O futuro, do ponto de vista ideológico, é muito desalentador, especialmente se esse indoutrinamento ideológico pegar na classe média como já pegou em outros países (e a facilidade disso acontecer é grande porque a lógica do arrocho é clara e rapidamente identificável na própria vida de cada um).  Aí não vai adiantar o presidente ir para a televisão pedir para as pessoas consumirem, como fez o Lula durante o auge da crise.

Outro dia eu conversava com uma conhecida americana do Kansas, de classe média, que era soldadora e teve um acidente, está inválida e esperando a operação que pode lhe dar uma vida mais parecida com uma vida normal.  Essa operação foi-lhe garantida pelo Obamacare, mas a ideologia é tão grande que ela acha que o valor diferencial da operação (que simplesmente não seria coberta pelo seu plano atual) é mais alto do que o valor da operação que ela teria sem a lei.  Ela vota nos republicanos, mesmo sendo beneficiária direta de diversos programas instituidos durante governos democratas. Quando você consegue convencer os agentes econômicos a votarem tão contra seus próprios interesses, aí a situação realmente se complica.

A mesma coisa acontece com a ascensão social.  O governo se gaba de ter levado milhões a classe média.  Agora muitos desses não viram o governo os levando a classe média, mas sim o seu próprio trabalho (é muito dificil ver que sem as condições externas nada teria acontecido). Não se beneficiam diretamente pelos programas sociais e também não percebem o benefício indireto.  É o pedreiro que não ganhou um apartamento do Minha Casa Minha Vida, mas que trabalha na construção de prédios para o programa.  Ou o aluno que acha que ganhou uma bolsa para estudar no exterior porque suas notas são maravilhosas, não porque existe uma política de estado incentivando isso.  Ou o jovem formado que passa num concurso público para professor de universidade e o credita com o seu próprio mérito e estudo sem nunca questionar quem foi que abriu a vaga. E com o passar de gerações, teremos uma nova geração de classe média que nunca passou pela classe baixa e portanto não lembra da política do arrocho de fato.
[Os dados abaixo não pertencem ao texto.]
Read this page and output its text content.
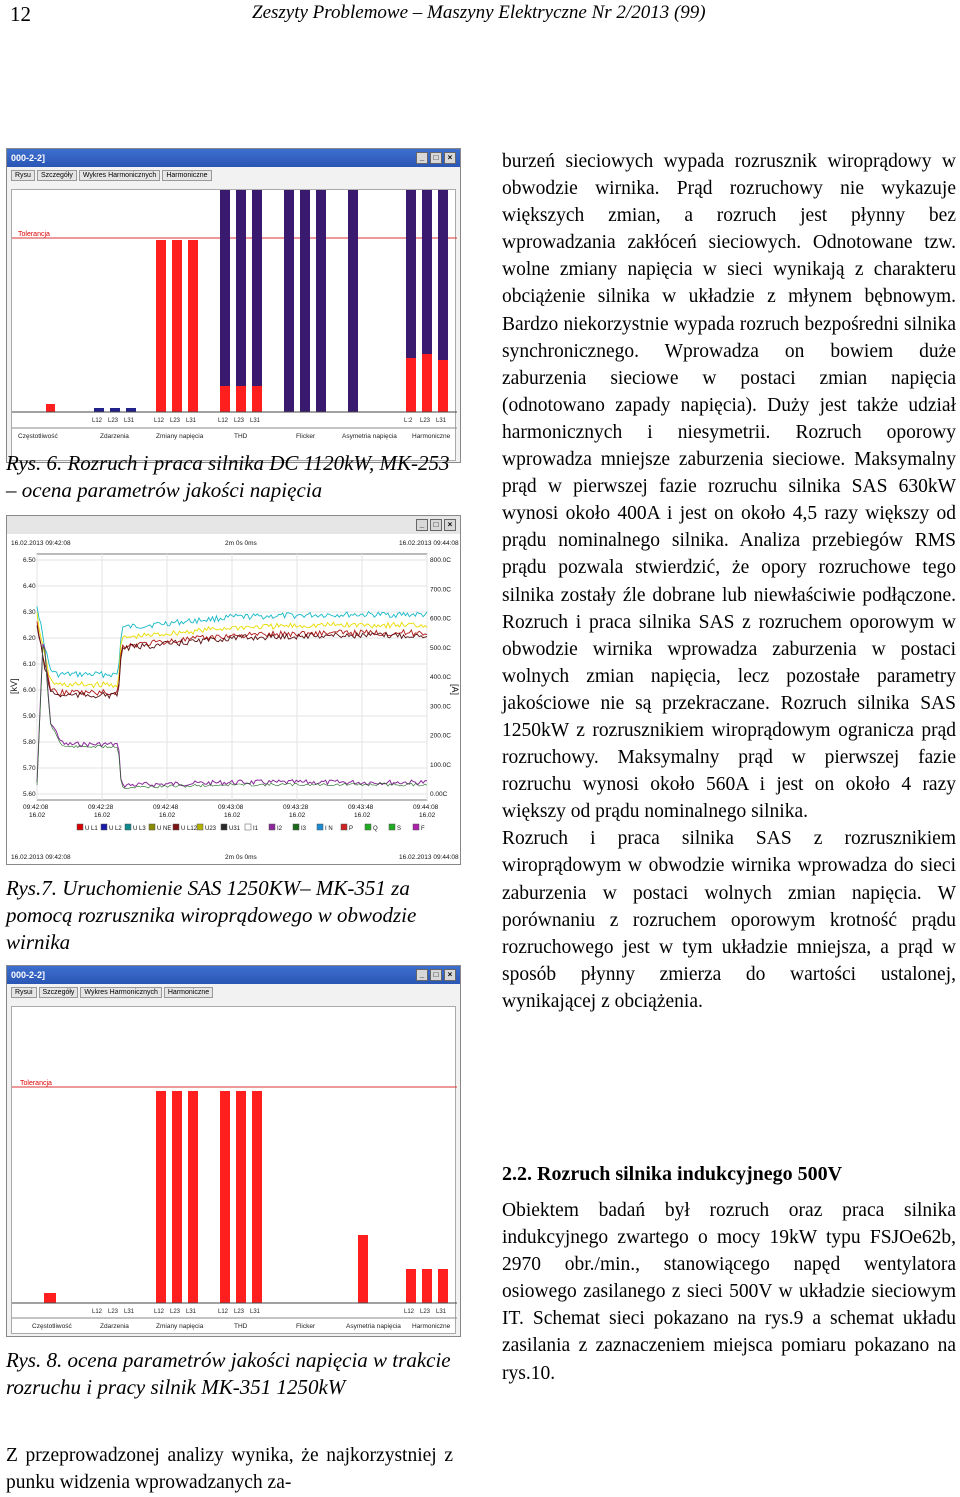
12	Zeszyty Problemowe – Maszyny Elektryczne Nr 2/2013 (99)
000-2-2]	_	□	×
Rysu	Szczegóły	Wykres Harmonicznych	Harmoniczne
Tolerancja
L12 L23 L31	L12 L23 L31	L12 L23 L31	L:2 L23 L31
Częstotliwość	Zdarzenia	Zmiany napięcia	THD	Flicker	Asymetria napięcia Harmoniczne
Rys. 6. Rozruch i praca silnika DC 1120kW, MK-253 – ocena parametrów jakości napięcia
_	□	×
16.02.2013 09:42:08	2m 0s 0ms	16.02.2013 09:44:08
6.50
6.40
6.30
6.20
6.10
6.00
5.90
5.80
5.70
5.60
800.0C
700.0C
600.0C
500.0C
400.0C
300.0C
200.0C
100.0C
0.00C
[kV]	[A]
09:42:08
16.02
09:42:28
16.02
09:42:48
16.02
09:43:08
16.02
09:43:28
16.02
09:43:48
16.02
09:44:08
16.02
U L1 U L2 U L3 U NE U L12 U23 U31 I1	I2	I3	I N	P	Q	S	F
16.02.2013 09:42:08	2m 0s 0ms	16.02.2013 09:44:08
Rys.7. Uruchomienie SAS 1250KW– MK-351 za pomocą rozrusznika wiroprądowego w obwodzie wirnika
000-2-2]	_	□	×
Rysui	Szczegóły	Wykres Harmonicznych	Harmoniczne
Tolerancja
L12 L23 L31	L12 L23 L31	L12 L23 L31	L12 L23 L31
Częstotliwość	Zdarzenia	Zmiany napięcia	THD	Flicker	Asymetria napięcia Harmoniczne
Rys. 8. ocena parametrów jakości napięcia w trakcie rozruchu i pracy silnik MK-351 1250kW

Z przeprowadzonej analizy wynika, że najkorzystniej z punku widzenia wprowadzanych za-

burzeń sieciowych wypada rozrusznik wiroprądowy w obwodzie wirnika. Prąd rozruchowy nie wykazuje większych zmian, a rozruch jest płynny bez wprowadzania zakłóceń sieciowych. Odnotowane tzw. wolne zmiany napięcia w sieci wynikają z charakteru obciążenie silnika w układzie z młynem bębnowym. Bardzo niekorzystnie wypada rozruch bezpośredni silnika synchronicznego. Wprowadza on bowiem duże zaburzenia sieciowe w postaci zmian napięcia (odnotowano zapady napięcia). Duży jest także udział harmonicznych i niesymetrii. Rozruch oporowy wprowadza mniejsze zaburzenia sieciowe. Maksymalny prąd w pierwszej fazie rozruchu silnika SAS 630kW wynosi około 400A i jest on około 4,5 razy większy od prądu nominalnego silnika. Analiza przebiegów RMS prądu pozwala stwierdzić, że opory rozruchowe tego silnika zostały źle dobrane lub niewłaściwie podłączone. Rozruch i praca silnika SAS z rozruchem oporowym w obwodzie wirnika wprowadza zaburzenia w postaci wolnych zmian napięcia, lecz pozostałe parametry jakościowe nie są przekraczane. Rozruch silnika SAS 1250kW z rozrusznikiem wiroprądowym ogranicza prąd rozruchowy. Maksymalny prąd w pierwszej fazie rozruchu wynosi około 560A i jest on około 4 razy większy od prądu nominalnego silnika.

Rozruch i praca silnika SAS z rozrusznikiem wiroprądowym w obwodzie wirnika wprowadza do sieci zaburzenia w postaci wolnych zmian napięcia. W porównaniu z rozruchem oporowym krotność prądu rozruchowego jest w tym układzie mniejsza, a prąd w sposób płynny zmierza do wartości ustalonej, wynikającej z obciążenia.

2.2. Rozruch silnika indukcyjnego 500V

Obiektem badań był rozruch oraz praca silnika indukcyjnego zwartego o mocy 19kW typu FSJOe62b, 2970 obr./min., stanowiącego napęd wentylatora osiowego zasilanego z sieci 500V w układzie sieciowym IT. Schemat sieci pokazano na rys.9 a schemat układu zasilania z zaznaczeniem miejsca pomiaru pokazano na rys.10.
E a capacidade do atual governo de comunicar suas políticas reais para os beneficiários dessas políticas é extremamente insuficiente.  No final ele pode perder essa eleição por causa disso.

Especialmente porque a “confiança” não é uma fada, ela é uma bruxa.  Ela não tem o poder de fazer as coisas andarem para frente, mas tem a capacidade ímpar de fazer as coisas regredirem.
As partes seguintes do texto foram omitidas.